You still think this is about control.

Her pulse spiked.

It's not.

Her fingers tightened.

"Then what is it about?"

Silence.

Longer than before.

Then—

Consequence.

The word hit differently. Heavier. Her gaze drifted slowly around the diner again.

The people. The booths. The small details she hadn't paid attention to before.

What had she already affected? What had she already changed? Her chest tightened sharply.

"What if I already did something?" she whispered.

No response. That was worse. Because now— she didn't know where the line was.

Or if she had already crossed it. Her breathing turned shallow.

Her eyes darted— searching.

For something wrong. Something missing. Something—

Her stomach dropped. The waitress. She hadn't seen her in minutes. Too long.

Her pulse slammed.

"Elena—don't—" she whispered to herself, standing too quickly.

Her chair scraped loudly against the floor.
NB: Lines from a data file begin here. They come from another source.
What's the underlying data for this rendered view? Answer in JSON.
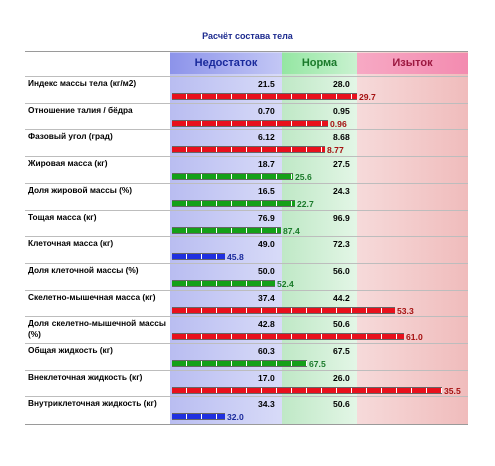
{
  "page_title": "Расчёт состава тела",
  "zones": {
    "under": "Недостаток",
    "norm": "Норма",
    "over": "Изыток"
  },
  "colors": {
    "under": "#1f2fe0",
    "norm": "#14a018",
    "over": "#e8101c",
    "under_text": "#1a2a9c",
    "norm_text": "#1a7a2a",
    "over_text": "#a51010"
  },
  "rows": [
    {
      "label": "Индекс массы тела (кг/м2)",
      "low": "21.5",
      "high": "28.0",
      "value": "29.7",
      "status": "over",
      "level": 0.63
    },
    {
      "label": "Отношение талия / бёдра",
      "low": "0.70",
      "high": "0.95",
      "value": "0.96",
      "status": "over",
      "level": 0.53
    },
    {
      "label": "Фазовый угол (град)",
      "low": "6.12",
      "high": "8.68",
      "value": "8.77",
      "status": "over",
      "level": 0.52
    },
    {
      "label": "Жировая масса (кг)",
      "low": "18.7",
      "high": "27.5",
      "value": "25.6",
      "status": "norm",
      "level": 0.41
    },
    {
      "label": "Доля жировой массы (%)",
      "low": "16.5",
      "high": "24.3",
      "value": "22.7",
      "status": "norm",
      "level": 0.42
    },
    {
      "label": "Тощая масса (кг)",
      "low": "76.9",
      "high": "96.9",
      "value": "87.4",
      "status": "norm",
      "level": 0.37
    },
    {
      "label": "Клеточная масса (кг)",
      "low": "49.0",
      "high": "72.3",
      "value": "45.8",
      "status": "under",
      "level": 0.18
    },
    {
      "label": "Доля клеточной массы (%)",
      "low": "50.0",
      "high": "56.0",
      "value": "52.4",
      "status": "norm",
      "level": 0.35
    },
    {
      "label": "Скелетно-мышечная масса (кг)",
      "low": "37.4",
      "high": "44.2",
      "value": "53.3",
      "status": "over",
      "level": 0.76
    },
    {
      "label": "Доля скелетно-мышечной массы (%)",
      "low": "42.8",
      "high": "50.6",
      "value": "61.0",
      "status": "over",
      "level": 0.79
    },
    {
      "label": "Общая жидкость (кг)",
      "low": "60.3",
      "high": "67.5",
      "value": "67.5",
      "status": "norm",
      "level": 0.46
    },
    {
      "label": "Внеклеточная жидкость (кг)",
      "low": "17.0",
      "high": "26.0",
      "value": "35.5",
      "status": "over",
      "level": 0.92
    },
    {
      "label": "Внутриклеточная жидкость (кг)",
      "low": "34.3",
      "high": "50.6",
      "value": "32.0",
      "status": "under",
      "level": 0.18
    }
  ]
}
No one reacted. That was wrong. That was very wrong.

Her chest tightened as she scanned the diner.

Every booth. Every face. Except—

The counter. Empty. Completely empty.

Like no one had been there.

Like no one had ever been there.

Her breathing stopped.

"No." Her voice barely came out.

"I didn't—" Her phone buzzed.

Slow. Heavy. She already knew. She didn't want to look. But she did.

Now you understand.

Her hand trembled slightly.

You don't just control what appears.

Her pulse pounded violently.

You affect what disappears.

Her chest tightened so sharply it hurt.

"I didn't mean to—"

That doesn't matter.

The words were colder now. Less guiding. More real.
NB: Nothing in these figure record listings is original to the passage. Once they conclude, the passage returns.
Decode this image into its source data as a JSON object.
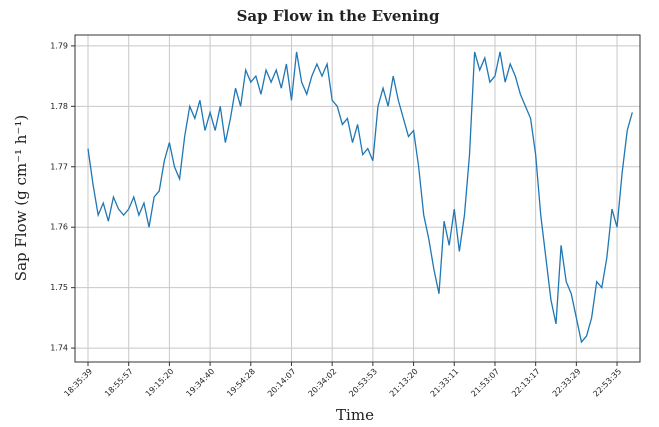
{
  "chart_data": {
    "type": "line",
    "title": "Sap Flow in the Evening",
    "x_label": "Time",
    "y_label": "Sap Flow (g cm⁻¹ h⁻¹)",
    "categories": [
      "18:35:39",
      null,
      null,
      null,
      null,
      null,
      null,
      null,
      "18:55:57",
      null,
      null,
      null,
      null,
      null,
      null,
      null,
      "19:15:20",
      null,
      null,
      null,
      null,
      null,
      null,
      null,
      "19:34:40",
      null,
      null,
      null,
      null,
      null,
      null,
      null,
      "19:54:28",
      null,
      null,
      null,
      null,
      null,
      null,
      null,
      "20:14:07",
      null,
      null,
      null,
      null,
      null,
      null,
      null,
      "20:34:02",
      null,
      null,
      null,
      null,
      null,
      null,
      null,
      "20:53:53",
      null,
      null,
      null,
      null,
      null,
      null,
      null,
      "21:13:20",
      null,
      null,
      null,
      null,
      null,
      null,
      null,
      "21:33:11",
      null,
      null,
      null,
      null,
      null,
      null,
      null,
      "21:53:07",
      null,
      null,
      null,
      null,
      null,
      null,
      null,
      "22:13:17",
      null,
      null,
      null,
      null,
      null,
      null,
      null,
      "22:33:29",
      null,
      null,
      null,
      null,
      null,
      null,
      null,
      "22:53:35",
      null,
      null,
      null
    ],
    "series": [
      {
        "name": "Sap Flow",
        "color": "#1f77b4",
        "values": [
          1.773,
          1.767,
          1.762,
          1.764,
          1.761,
          1.765,
          1.763,
          1.762,
          1.763,
          1.765,
          1.762,
          1.764,
          1.76,
          1.765,
          1.766,
          1.771,
          1.774,
          1.77,
          1.768,
          1.775,
          1.78,
          1.778,
          1.781,
          1.776,
          1.779,
          1.776,
          1.78,
          1.774,
          1.778,
          1.783,
          1.78,
          1.786,
          1.784,
          1.785,
          1.782,
          1.786,
          1.784,
          1.786,
          1.783,
          1.787,
          1.781,
          1.789,
          1.784,
          1.782,
          1.785,
          1.787,
          1.785,
          1.787,
          1.781,
          1.78,
          1.777,
          1.778,
          1.774,
          1.777,
          1.772,
          1.773,
          1.771,
          1.78,
          1.783,
          1.78,
          1.785,
          1.781,
          1.778,
          1.775,
          1.776,
          1.77,
          1.762,
          1.758,
          1.753,
          1.749,
          1.761,
          1.757,
          1.763,
          1.756,
          1.762,
          1.772,
          1.789,
          1.786,
          1.788,
          1.784,
          1.785,
          1.789,
          1.784,
          1.787,
          1.785,
          1.782,
          1.78,
          1.778,
          1.772,
          1.762,
          1.755,
          1.748,
          1.744,
          1.757,
          1.751,
          1.749,
          1.745,
          1.741,
          1.742,
          1.745,
          1.751,
          1.75,
          1.755,
          1.763,
          1.76,
          1.769,
          1.776,
          1.779
        ]
      }
    ],
    "ylim": [
      1.7377,
      1.7918
    ],
    "yticks": [
      1.74,
      1.75,
      1.76,
      1.77,
      1.78,
      1.79
    ],
    "grid": true
  }
}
Her breathing turned uneven.

"What did I do?" she whispered.

A pause. Long. Then—

You stopped noticing her.

Her stomach dropped.

So she stopped existing—for you.

Everything inside her went still. Because that wasn't control. That was something else.

Something far more dangerous. Her eyes scanned the diner again— desperate now.

Because if she had done that— even unintentionally—

Then what else could she lose? And worse— Who else?